Generally, you optimize one case at the expense of others. You just have to decide which cases you’re interested in.
I don’t know about MySql tools but in MS SqlServer you have a tool that shows all of the operations a query would take and how much of the processing time of the entire query would take.
Using this tool helped me to understand how queries are optimized by the query optimizer much more than I think any book could help because what the optimizer does is often not easy to understand. By tweaking the query and possibly the underlining database I could see how each change affected the query plan. There are certain key points in writing queries but to me it looks like you already have an idea of those so optimizing in your case is much more about this than any general rules. After a few years of db development I did look at a few books specifically aimed at database optimization on the SQL Server and found very little useful info.
Quick googling came up with this: http://www.mysql.com/products/enterprise/query.html which sounds like a similar tool.
This was of course on a query level, database level optimizations are again a different kettle of fish, but there you are looking at parameters such as how your database is divided on the hard drives etc. At least in SqlServer you can select to divide tables to different hdd’s and even disk plates and this can have a big effect because the drives and drive heads can work in parallel. Another is how you can build your queries so that the database can run them in several threads and processors in parallel, but both of these issues again depend on the database engine and even version you are using.
[Caution: Most of this Answer does not apply to MySQL. I bring this up because the OP tagged the Question with mysql.]
“I’m interested particularly in how indices will affect joins”
As an example, I’ll take the case of equijoin (SELECT FROM A,B WHERE A.x = B.y).
If there are no indexes at all (which is possible in theory but I think not in SQL), then basically the only way to compute the join is to take the entire table A and partition it over x, take the entire table y and partition it over y, then match the partitions, and finally for each pair of matching partitions compute the result rows.
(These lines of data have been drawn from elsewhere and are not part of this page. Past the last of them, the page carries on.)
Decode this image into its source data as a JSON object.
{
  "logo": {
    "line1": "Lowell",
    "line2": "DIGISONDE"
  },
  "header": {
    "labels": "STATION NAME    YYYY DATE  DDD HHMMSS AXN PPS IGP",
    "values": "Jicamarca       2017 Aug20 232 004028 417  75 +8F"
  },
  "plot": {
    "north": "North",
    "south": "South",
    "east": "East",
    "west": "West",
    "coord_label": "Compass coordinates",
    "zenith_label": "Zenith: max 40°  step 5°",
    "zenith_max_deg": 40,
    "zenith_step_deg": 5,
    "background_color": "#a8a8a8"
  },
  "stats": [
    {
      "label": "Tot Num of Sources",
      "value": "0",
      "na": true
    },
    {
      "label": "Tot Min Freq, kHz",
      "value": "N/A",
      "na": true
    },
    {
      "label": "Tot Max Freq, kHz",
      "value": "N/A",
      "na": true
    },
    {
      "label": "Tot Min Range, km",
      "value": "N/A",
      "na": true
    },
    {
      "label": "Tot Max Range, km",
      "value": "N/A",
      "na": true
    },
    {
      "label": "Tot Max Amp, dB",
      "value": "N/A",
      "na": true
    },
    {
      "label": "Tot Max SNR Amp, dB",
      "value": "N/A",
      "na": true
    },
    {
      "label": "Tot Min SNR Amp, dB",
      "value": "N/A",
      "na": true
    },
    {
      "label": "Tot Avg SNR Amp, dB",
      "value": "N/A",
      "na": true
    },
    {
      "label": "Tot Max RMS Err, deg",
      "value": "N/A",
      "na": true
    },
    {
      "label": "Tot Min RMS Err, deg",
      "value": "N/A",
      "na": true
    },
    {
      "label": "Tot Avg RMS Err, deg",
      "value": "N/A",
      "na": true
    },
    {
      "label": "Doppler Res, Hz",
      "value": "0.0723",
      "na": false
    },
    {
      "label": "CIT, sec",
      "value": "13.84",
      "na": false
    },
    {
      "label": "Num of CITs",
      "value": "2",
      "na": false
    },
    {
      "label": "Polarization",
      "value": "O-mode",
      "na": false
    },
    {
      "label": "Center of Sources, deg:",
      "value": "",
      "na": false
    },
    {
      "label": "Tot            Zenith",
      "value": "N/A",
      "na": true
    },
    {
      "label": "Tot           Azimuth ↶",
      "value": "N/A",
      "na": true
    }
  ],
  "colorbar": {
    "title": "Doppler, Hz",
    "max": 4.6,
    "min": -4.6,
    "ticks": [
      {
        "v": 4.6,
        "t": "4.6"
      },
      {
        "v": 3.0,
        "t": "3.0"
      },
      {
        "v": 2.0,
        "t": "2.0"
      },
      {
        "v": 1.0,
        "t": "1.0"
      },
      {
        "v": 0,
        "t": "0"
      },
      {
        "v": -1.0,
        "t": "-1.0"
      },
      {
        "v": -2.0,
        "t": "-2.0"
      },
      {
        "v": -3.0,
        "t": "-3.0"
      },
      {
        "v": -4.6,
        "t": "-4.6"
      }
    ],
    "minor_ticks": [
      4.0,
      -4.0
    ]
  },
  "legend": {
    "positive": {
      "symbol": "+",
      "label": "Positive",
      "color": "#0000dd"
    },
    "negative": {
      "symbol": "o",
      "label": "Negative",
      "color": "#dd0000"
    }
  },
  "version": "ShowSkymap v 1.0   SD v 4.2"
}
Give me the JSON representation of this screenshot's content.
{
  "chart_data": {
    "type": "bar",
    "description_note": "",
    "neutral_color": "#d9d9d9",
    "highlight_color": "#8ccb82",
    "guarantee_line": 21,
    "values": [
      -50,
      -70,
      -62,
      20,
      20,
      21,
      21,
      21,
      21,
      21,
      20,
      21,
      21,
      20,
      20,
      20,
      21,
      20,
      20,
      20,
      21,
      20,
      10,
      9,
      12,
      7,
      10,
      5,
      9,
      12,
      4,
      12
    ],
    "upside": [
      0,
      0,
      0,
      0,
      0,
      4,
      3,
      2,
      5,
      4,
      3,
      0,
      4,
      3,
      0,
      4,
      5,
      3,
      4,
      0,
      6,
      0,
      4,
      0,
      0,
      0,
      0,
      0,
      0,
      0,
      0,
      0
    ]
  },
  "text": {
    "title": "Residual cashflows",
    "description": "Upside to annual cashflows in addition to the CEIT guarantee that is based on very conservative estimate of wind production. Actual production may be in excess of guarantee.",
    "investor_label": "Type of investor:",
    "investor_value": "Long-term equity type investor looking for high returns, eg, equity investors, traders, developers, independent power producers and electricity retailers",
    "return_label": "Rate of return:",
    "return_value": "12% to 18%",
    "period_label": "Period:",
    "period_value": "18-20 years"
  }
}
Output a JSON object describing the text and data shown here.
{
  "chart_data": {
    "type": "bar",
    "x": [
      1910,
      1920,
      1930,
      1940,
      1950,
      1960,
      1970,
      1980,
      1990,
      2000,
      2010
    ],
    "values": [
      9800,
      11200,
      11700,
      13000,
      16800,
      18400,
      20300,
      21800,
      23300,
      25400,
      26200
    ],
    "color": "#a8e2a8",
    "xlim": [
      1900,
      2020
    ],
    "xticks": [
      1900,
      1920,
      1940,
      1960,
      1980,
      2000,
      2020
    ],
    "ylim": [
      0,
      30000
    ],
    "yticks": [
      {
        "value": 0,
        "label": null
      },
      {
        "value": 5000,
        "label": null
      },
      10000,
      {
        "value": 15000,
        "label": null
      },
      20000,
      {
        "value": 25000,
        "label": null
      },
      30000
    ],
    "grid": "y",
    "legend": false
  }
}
That’s costly (or even outright impossible due to memory restrictions) for all but the smallest tables.
Same story if there do exist indexes on A and/or B, but not any of them has x resp. y as its first attribute.
If there does exist an index on x, but not on y (or conversely), then another possibility opens up : scan table B, for each row pick value y, lookup that value in the index and fetch the corresponding A rows to compute the join. Note that this still won’t win you much if no other further restrictions apply (AND z = …) – except in the case where there are only few matches between x and y values.
If ordered indexes (hash-based indexes are not ordered) exist on both x and y, then a third possibility opens up : do a matching scan on the indexes themselves (the indexes themselves are likely to be smaller than the tables themselves, so scanning the index itself will take a shorter time), and for the matching x/y values, compute the join of the corresponding rows.
That’s the baseline. Variations arise for joins on x>y etc.